Incorporating visual and audio elements, while teaching his students about the Caribbean, not only allows the information to stick, but he said it brings an overall cultural experience to his classroom.

“This performance aspect of any presentation of information is vital to turning what for some was uninteresting into something… that sticks,” Walker said.

His students agree.

“One of the best parts about his class was his ability to get everyone to participate, and I mean everyone, in a class of 120 people,” said senior Anna Wippl, a communications sciences and disorders major.

Walker said his general education class, GGEOL 200 Geography: The Global Dimension, is much more than capitals and countries.
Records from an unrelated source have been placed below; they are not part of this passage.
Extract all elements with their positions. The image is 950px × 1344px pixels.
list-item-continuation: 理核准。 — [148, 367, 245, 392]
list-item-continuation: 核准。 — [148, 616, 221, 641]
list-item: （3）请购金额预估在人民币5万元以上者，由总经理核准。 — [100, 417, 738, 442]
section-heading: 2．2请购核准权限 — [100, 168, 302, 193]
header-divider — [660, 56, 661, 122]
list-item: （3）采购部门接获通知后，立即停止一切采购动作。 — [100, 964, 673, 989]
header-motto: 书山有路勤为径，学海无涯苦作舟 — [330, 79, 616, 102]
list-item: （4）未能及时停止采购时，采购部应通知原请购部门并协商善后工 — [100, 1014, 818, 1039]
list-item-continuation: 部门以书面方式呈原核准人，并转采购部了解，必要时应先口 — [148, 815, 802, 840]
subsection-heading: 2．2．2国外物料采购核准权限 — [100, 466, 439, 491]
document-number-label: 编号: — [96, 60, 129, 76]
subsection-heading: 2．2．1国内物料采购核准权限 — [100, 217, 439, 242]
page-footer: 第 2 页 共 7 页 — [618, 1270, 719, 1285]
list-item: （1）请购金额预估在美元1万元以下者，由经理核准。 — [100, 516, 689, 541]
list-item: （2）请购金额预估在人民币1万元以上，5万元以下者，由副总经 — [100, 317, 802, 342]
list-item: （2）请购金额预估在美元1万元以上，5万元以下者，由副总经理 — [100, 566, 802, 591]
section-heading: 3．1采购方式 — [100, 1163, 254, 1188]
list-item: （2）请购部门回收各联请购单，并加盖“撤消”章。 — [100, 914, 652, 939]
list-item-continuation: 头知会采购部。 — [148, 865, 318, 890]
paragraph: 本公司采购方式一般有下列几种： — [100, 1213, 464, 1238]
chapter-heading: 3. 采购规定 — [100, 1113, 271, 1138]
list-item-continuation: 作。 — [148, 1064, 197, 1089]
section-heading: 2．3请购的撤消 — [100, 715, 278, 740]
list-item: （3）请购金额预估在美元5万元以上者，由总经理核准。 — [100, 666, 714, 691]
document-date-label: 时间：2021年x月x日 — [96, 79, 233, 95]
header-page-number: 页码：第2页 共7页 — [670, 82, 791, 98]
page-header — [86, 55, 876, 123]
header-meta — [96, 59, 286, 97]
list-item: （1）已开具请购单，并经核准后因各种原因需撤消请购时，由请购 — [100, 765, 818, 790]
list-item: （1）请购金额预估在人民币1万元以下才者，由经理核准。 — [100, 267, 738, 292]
The mission is for the students to know more about culture and how it relates to the economy.

“I wasn’t expecting much, but within eight weeks I had learned so much — not just about capitals, or places, but cultures, traditions and especially people,” Wippl said.

Walker compares his teaching methods to those of Robin Williams in the movie “Dead Poets Society.”

“It’s about doing what is necessary and important to winning the hearts and minds of students,” Walker said. “It is about my effort in the classroom to convey information, make it stick, to generate curiosity, thought, analysis, critical thinking, and to show that there are many paths to acquiring or conveying knowledge.”

Walker “embraces your personality and history as he teaches the class,” said Aimee Brasseur, a junior English major. “We teach him about our lives, and he teaches us how geography can affect us as individuals. Everything he teaches is real world experience, and he caters the class to the individual, and he uses our lives as examples.”

For example, Walker asks his students to make a family geography with job changes and moves as far back as possible.

“This exercise exposes the challenges of previous generations,” Walker said.

And while students can learn about their past this way, it also lets Walker learn about his students as people.

“The one thing that strikes me most about Walker is that he remembers you,” Brasseur said. “He remembers your personality, your name, your life story.”

Walker tells his students to speak out and not withhold their opinions, because he believes self-censorship is the worst kind.

“I encourage, in fact, demand that people do not censor themselves in discussion so that healthy meaningful discussion, insight and debate can occur on issue,” Walker said.

Walker believes traveling in college is “absolutely essential.” If he had a large sum of money, he said he would establish a foundation enabling low-income college students to study abroad.

Those who could really use the experience of traveling and exploring different cultures typically can’t afford it, especially while in college, he said.

And while Walker can’t take everyone abroad, he continues to bring the world to his classroom.

Wearing a sarong typically worn by men in countries like Pakistan, India, Bangladesh and Burma, Walker stands to the side, observing the students who demonstrate the crowding of public transportation in developing countries.

It’s not a classroom anymore — not that it ever really was. All 149 students cram into the room’s right corner, as if they were on a bus in Mumbai or a train in Manila.